Keywords : Corms, flour, calcium oxalate, immersion temperature, salt

PENDAHULUAN

Penganekaragaman pangan terutama dari bahan umbi-umbian lokal merupakan bagian dari program pemerintah RI dalam bidang ketahanan pangan. Umbi-umbian lokal yang diolah menjadi tepung merupakan salah satu cara untuk memenuhi kebutuhan bahan pangan dan bahan baku industri pangan dan untuk mengurangi import terigu yang memakan devisa negara (Aptindo, 2009). Salah satu umbi lokal yang banyak terdapat di Bali

dan daerah lain di Indonesia adalah keladi (Xanthosoma sagittifolium).

Potensi pemanfaatan keladi sebagai bahan pangan dan bahan baku industri pangan memiliki peluang yang sangat besar, mengingat harga keladi yang sangat terjangkau dan pengolahannya menjadi tepung cukup sederhana untuk dilakukan masyarakat maupun industri. Keuntungan dari pengolahan keladi menjadi tepung adalah memiliki umur simpan yang lebih lama, efisien dalam penggunaan serta penyimpanannya, juga praktis dalam proses

pendistribusiannya. Selain keuntungan tersebut, tepung keladi juga mudah diaplikasikan dalam bahan pangan sebagai pensubstitusi bahan dasar. Produk yang dapat dikembangkan dengan substitusi tepung keladi antara lain adalah cookies, cake, roti, dan olahan tepung lainnya.

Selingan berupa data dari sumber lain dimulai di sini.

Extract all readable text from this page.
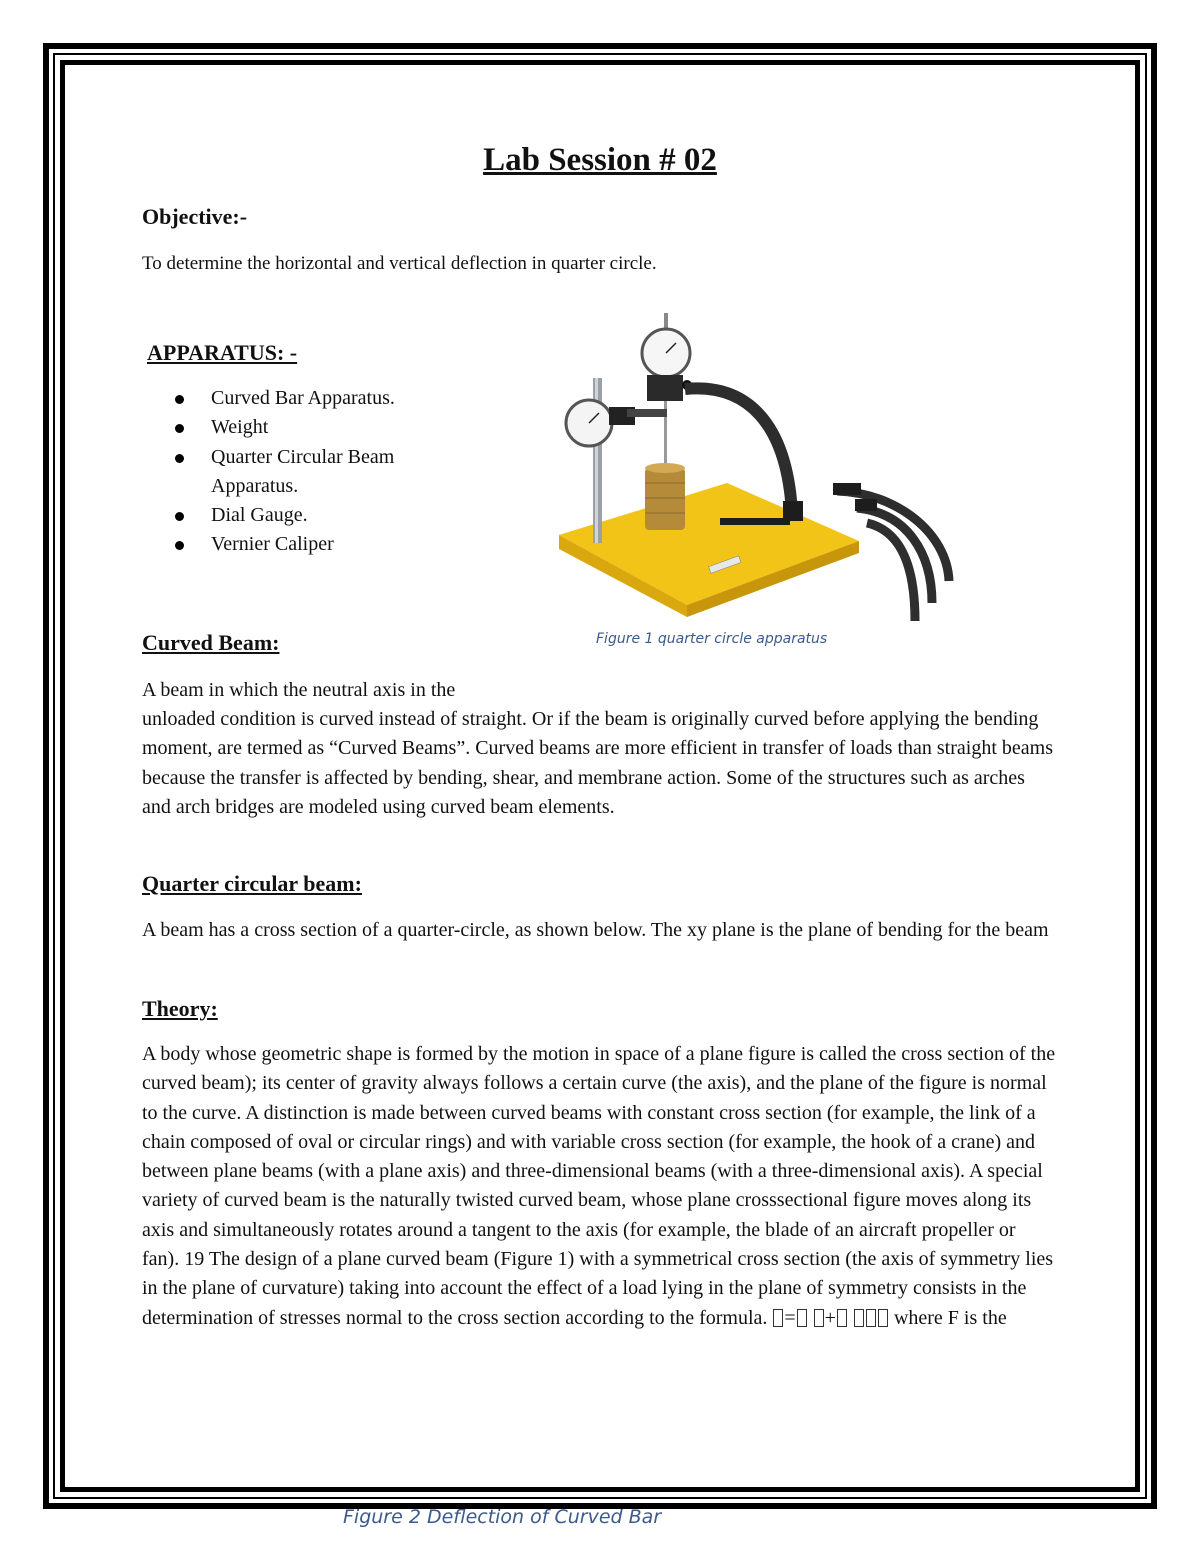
Lab Session # 02
Objective:-

To determine the horizontal and vertical deflection in quarter circle.

APPARATUS: -
Curved Bar Apparatus.
Weight
Quarter Circular Beam Apparatus.
Dial Gauge.
Vernier Caliper

Figure 1 quarter circle apparatus

Curved Beam:

A beam in which the neutral axis in the

unloaded condition is curved instead of straight. Or if the beam is originally curved before applying the bending moment, are termed as “Curved Beams”. Curved beams are more efficient in transfer of loads than straight beams because the transfer is affected by bending, shear, and membrane action. Some of the structures such as arches and arch bridges are modeled using curved beam elements.

Quarter circular beam:

A beam has a cross section of a quarter-circle, as shown below. The xy plane is the plane of bending for the beam

Theory:

A body whose geometric shape is formed by the motion in space of a plane figure is called the cross section of the curved beam); its center of gravity always follows a certain curve (the axis), and the plane of the figure is normal to the curve. A distinction is made between curved beams with constant cross section (for example, the link of a chain composed of oval or circular rings) and with variable cross section (for example, the hook of a crane) and between plane beams (with a plane axis) and three-dimensional beams (with a three-dimensional axis). A special variety of curved beam is the naturally twisted curved beam, whose plane crosssectional figure moves along its axis and simultaneously rotates around a tangent to the axis (for example, the blade of an aircraft propeller or fan). 19 The design of a plane curved beam (Figure 1) with a symmetrical cross section (the axis of symmetry lies in the plane of curvature) taking into account the effect of a load lying in the plane of symmetry consists in the determination of stresses normal to the cross section according to the formula. = +	where F is the

Figure 2 Deflection of Curved Bar
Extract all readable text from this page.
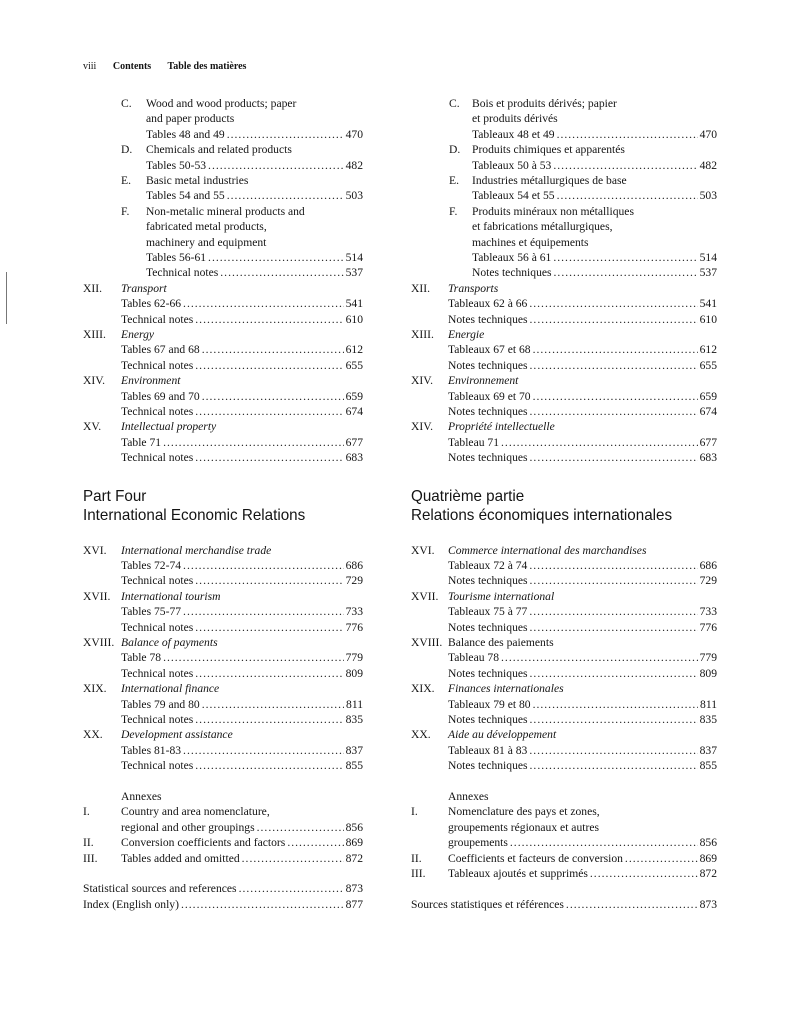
viii Contents Table des matières
Part Four
International Economic Relations
C. Wood and wood products; paper
and paper products
Tables 48 and 49 .....	470
D. Chemicals and related products
Tables 50-53 .....	482
E. Basic metal industries
Tables 54 and 55 .....	503
F. Non-metalic mineral products and
fabricated metal products,
machinery and equipment
Tables 56-61 .....	514
Technical notes .....	537
XII. Transport
Tables 62-66 .....	541
Technical notes .....	610
XIII. Energy
Tables 67 and 68 .....	612
Technical notes .....	655
XIV. Environment
Tables 69 and 70 .....	659
Technical notes .....	674
XV. Intellectual property
Table 71 .....	677
Technical notes .....	683
XVI. International merchandise trade
Tables 72-74 .....	686
Technical notes .....	729
XVII. International tourism
Tables 75-77 .....	733
Technical notes .....	776
XVIII. Balance of payments
Table 78 .....	779
Technical notes .....	809
XIX. International finance
Tables 79 and 80 .....	811
Technical notes .....	835
XX. Development assistance
Tables 81-83 .....	837
Technical notes .....	855
Annexes
I.	Country and area nomenclature,
regional and other groupings .....	856
II. Conversion coefficients and factors .....	869
III. Tables added and omitted .....	872
Statistical sources and references .....	873
Index (English only) .....	877
Quatrième partie
Relations économiques internationales
C. Bois et produits dérivés; papier
et produits dérivés
Tableaux 48 et 49 .....	470
D. Produits chimiques et apparentés
Tableaux 50 à 53 .....	482
E. Industries métallurgiques de base
Tableaux 54 et 55 .....	503
F. Produits minéraux non métalliques
et fabrications métallurgiques,
machines et équipements
Tableaux 56 à 61 .....	514
Notes techniques .....	537
XII. Transports
Tableaux 62 à 66 .....	541
Notes techniques .....	610
XIII. Energie
Tableaux 67 et 68 .....	612
Notes techniques .....	655
XIV. Environnement
Tableaux 69 et 70 .....	659
Notes techniques .....	674
XIV. Propriété intellectuelle
Tableau 71 .....	677
Notes techniques .....	683
XVI. Commerce international des marchandises
Tableaux 72 à 74 .....	686
Notes techniques .....	729
XVII. Tourisme international
Tableaux 75 à 77 .....	733
Notes techniques .....	776
XVIII. Balance des paiements
Tableau 78 .....	779
Notes techniques .....	809
XIX. Finances internationales
Tableaux 79 et 80 .....	811
Notes techniques .....	835
XX. Aide au développement
Tableaux 81 à 83 .....	837
Notes techniques .....	855
Annexes
I.	Nomenclature des pays et zones,
groupements régionaux et autres
groupements .....	856
II. Coefficients et facteurs de conversion .....	869
III. Tableaux ajoutés et supprimés .....	872
Sources statistiques et références .....	873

Kendala pengolahan keladi sebagai bahan pangan dan bahan baku industri pangan adalah adanya kandungan oksalat sebesar 1.740 mg/100 g (Hardiati, 2014). Kondisi ini juga terdapat pada umbi-umbian lainnya seperti talas bogor yang mengandung oksalat sebesar 11,2292 mg/100 gr (Purwaningsih dan Kuswiyanto, 2016) atau 8578,28 ppm (Mayasari, 2010). Batas aman konsumsi kalsium oksalat bagi orang dewasa adalah 0,60-1,25 g per hari selama 6 minggu berturut-turut (Knudsen et al., 2008). Senyawa oksalat ini menimbulkan sensasi gatal pada mulut saat memakan keladi. Konsumsi berlebihan senyawa oksalat dapat mengakibatkan masalah pada ginjal sehingga perlu mendapat perhatian dalam pemanfaatan keladi sebagai bahan pangan.

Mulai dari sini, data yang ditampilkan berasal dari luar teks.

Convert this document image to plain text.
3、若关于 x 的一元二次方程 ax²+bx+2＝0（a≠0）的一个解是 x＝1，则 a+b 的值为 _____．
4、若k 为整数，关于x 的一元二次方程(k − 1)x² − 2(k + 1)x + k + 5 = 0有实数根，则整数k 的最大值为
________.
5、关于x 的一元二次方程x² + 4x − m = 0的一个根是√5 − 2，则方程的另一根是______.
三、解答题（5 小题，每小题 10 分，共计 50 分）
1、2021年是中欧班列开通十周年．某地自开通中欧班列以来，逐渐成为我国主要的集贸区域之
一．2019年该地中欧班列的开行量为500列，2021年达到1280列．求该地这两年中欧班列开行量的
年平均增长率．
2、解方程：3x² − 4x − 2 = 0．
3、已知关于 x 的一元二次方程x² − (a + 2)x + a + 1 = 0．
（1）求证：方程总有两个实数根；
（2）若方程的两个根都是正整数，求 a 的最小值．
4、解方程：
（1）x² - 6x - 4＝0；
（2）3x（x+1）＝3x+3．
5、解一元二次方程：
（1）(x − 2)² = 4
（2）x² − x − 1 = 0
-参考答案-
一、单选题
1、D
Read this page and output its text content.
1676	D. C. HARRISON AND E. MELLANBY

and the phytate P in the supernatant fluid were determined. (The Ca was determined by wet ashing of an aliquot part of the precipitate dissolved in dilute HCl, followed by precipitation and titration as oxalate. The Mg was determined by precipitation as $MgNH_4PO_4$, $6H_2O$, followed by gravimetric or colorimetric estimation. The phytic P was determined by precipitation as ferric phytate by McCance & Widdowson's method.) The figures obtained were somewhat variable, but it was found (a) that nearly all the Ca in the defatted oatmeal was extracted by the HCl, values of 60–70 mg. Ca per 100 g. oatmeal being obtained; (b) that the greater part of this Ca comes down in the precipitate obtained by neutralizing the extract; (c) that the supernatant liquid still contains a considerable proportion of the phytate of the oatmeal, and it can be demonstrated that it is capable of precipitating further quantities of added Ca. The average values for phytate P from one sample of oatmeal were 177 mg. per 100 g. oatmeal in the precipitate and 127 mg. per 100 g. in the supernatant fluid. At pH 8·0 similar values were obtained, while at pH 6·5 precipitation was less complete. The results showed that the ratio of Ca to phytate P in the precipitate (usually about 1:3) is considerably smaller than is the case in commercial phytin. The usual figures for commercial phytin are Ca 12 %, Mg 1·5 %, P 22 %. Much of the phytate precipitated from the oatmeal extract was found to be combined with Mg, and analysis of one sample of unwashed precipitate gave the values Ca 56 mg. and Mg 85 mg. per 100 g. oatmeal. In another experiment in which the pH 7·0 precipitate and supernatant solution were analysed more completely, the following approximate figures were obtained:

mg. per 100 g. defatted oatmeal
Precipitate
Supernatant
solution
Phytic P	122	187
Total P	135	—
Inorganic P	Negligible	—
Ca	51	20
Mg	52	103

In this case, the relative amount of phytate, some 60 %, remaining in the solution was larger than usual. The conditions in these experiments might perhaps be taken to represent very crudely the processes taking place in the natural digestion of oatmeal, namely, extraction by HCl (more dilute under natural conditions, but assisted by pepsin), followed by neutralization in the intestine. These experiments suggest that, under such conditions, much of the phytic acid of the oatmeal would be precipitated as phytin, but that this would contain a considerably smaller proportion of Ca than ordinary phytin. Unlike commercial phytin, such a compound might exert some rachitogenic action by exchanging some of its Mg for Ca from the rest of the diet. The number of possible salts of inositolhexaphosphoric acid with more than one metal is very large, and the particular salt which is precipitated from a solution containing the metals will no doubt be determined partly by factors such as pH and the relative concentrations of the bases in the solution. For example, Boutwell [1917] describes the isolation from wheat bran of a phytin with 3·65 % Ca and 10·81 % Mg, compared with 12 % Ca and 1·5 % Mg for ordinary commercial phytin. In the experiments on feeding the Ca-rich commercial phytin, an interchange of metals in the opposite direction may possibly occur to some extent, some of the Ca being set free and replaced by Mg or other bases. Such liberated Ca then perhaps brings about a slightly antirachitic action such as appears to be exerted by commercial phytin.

Berbagai penelitian telah dilakukan dalam upaya untuk mengurangi atau menurunkan kandungan senyawa oksalat pada umbi-umbian. Ridal (2003) telah mencoba menurunkan senyawa oksalat pada tepung talas bogor yang dilakukan dengan cara merendam talas pada larutan asam khlorida 0,25% (b/v) dan asam sitrat konsentrasi 0,15% selama 4 menit.

Penggunaan senyawa kuat seperti asam dapat mempengaruhi cita rasa tepung yang juga akan berpengaruh pada produk pangan yang dihasilkan terutama pada aspek rasa. Berdasarkan penelitian yang dilakukan oleh Widya (2011) diketahui pengurangan senyawa oksalat pada tepung keladi dapat dilakukan dengan merendam keladi pada suhu ruang dalam larutan garam (NaCl) dengan konsentrasi 15% selama 30 menit. Cara ini cukup sederhana dan mudah dalam aplikasinya, namun demikian tepung yang dihasilkan memiliki kandungan total senyawa oksalat yang tinggi sebesar 726,3989 mg/100g. Selain itu, penurunan kandungan oksalat pada tepung keladi belum bisa mendekati nilai kandungan oksalat pada penelitian Maulina (2012) sebesar 1.096,2 mg/100g dan pada penelitian Chotimah (2013) sebesar 1.258 mg/100g.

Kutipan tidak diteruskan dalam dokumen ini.